The Tales of the Argonauts is a volume of short stories published by Bret Harte in 1875. The title is sometimes loosely applied to all Harte's stories of early California.

==Description==
Nothing in the Tales of the Argonauts proper quite equals in merit "The Luck of Roaring Camp", "The Outcasts of Poker Flat" and "Tennessee's Partner", which had appeared in an earlier collection; but "An Iliad of Sandy Bar", "How Santa Claus Came to Simpson's Bar", and some others have been deservedly popular.
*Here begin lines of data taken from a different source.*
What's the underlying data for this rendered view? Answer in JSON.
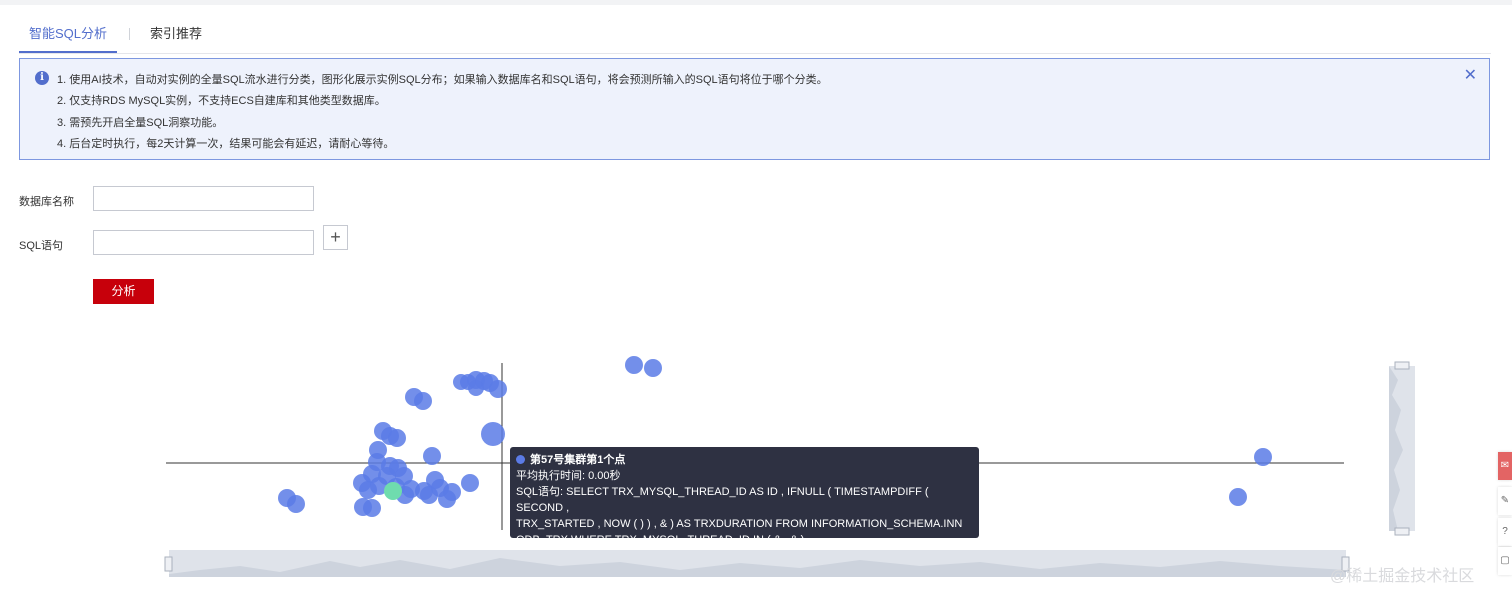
{
  "tabs": [
    {
      "label": "智能SQL分析",
      "active": true
    },
    {
      "label": "索引推荐",
      "active": false
    }
  ],
  "notice": {
    "icon": "info-icon",
    "lines": [
      "1. 使用AI技术，自动对实例的全量SQL流水进行分类，图形化展示实例SQL分布；如果输入数据库名和SQL语句，将会预测所输入的SQL语句将位于哪个分类。",
      "2. 仅支持RDS MySQL实例，不支持ECS自建库和其他类型数据库。",
      "3. 需预先开启全量SQL洞察功能。",
      "4. 后台定时执行，每2天计算一次，结果可能会有延迟，请耐心等待。"
    ],
    "close_icon": "close-icon"
  },
  "form": {
    "db_label": "数据库名称",
    "db_value": "",
    "sql_label": "SQL语句",
    "sql_value": "",
    "add_icon": "plus-icon",
    "analyze_label": "分析"
  },
  "tooltip": {
    "title": "第57号集群第1个点",
    "line1": "平均执行时间: 0.00秒",
    "line2": "SQL语句: SELECT TRX_MYSQL_THREAD_ID AS ID , IFNULL ( TIMESTAMPDIFF ( SECOND ,",
    "line3": "TRX_STARTED , NOW ( ) ) , & ) AS TRXDURATION FROM INFORMATION_SCHEMA.INN",
    "line4": "ODB_TRX WHERE TRX_MYSQL_THREAD_ID IN ( & , & )"
  },
  "colors": {
    "point": "#5b7be6",
    "highlight": "#6fdcae",
    "button": "#c7000b",
    "accent": "#526ecc"
  },
  "watermark": "@稀土掘金技术社区",
  "side_tools": [
    "feedback-icon",
    "edit-icon",
    "help-icon",
    "chat-icon"
  ]
}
The Argonauts are the gold seekers of 1849 and the years immediately following. These adventurers came from all quarters of the globe and all ranks of society, and they had in common only the possession of the strength and determination necessary to reach the new Colchis. Here they lived, at first, wholly free from the conventional restraints imposed by an organized society, and each man showed himself for what he was. Many of these primitive social conditions still existed when Harte went to California in 1854, and they made a great impression on the observant boy. He did not use them in literature, however, until he was able to look back on them in the light of experience.

A list of the short stories published in an 1876 version published by James R. Osgood and Company follows:

- The Rose of Tuolumne.
- A Passage in the Life of Mr. John Oakhurst.
- Wan Lee, the Pagan (September 1874).
- How Old Man Plunkett Went Home.
- The Fool of Five Forks.
- Baby Sylvester.
- An Episode of Fiddletown.
- A Jersey Centenarian.

==Criticism==
Californians objected that his pictures were unreal; but they give the impression of essential truth to life—an impression not spoiled by his persistent habit of showing the good elements in even the lowest and most debased characters. Harte occasionally seems to have adopted some of the less fortunate devices of Charles Dickens, but his manner was chiefly his own. He lacks literary finish, though he was painstaking in regard to style; but in these early tales he has a sure command of humor and pathos, and a complete mastery of his unique material.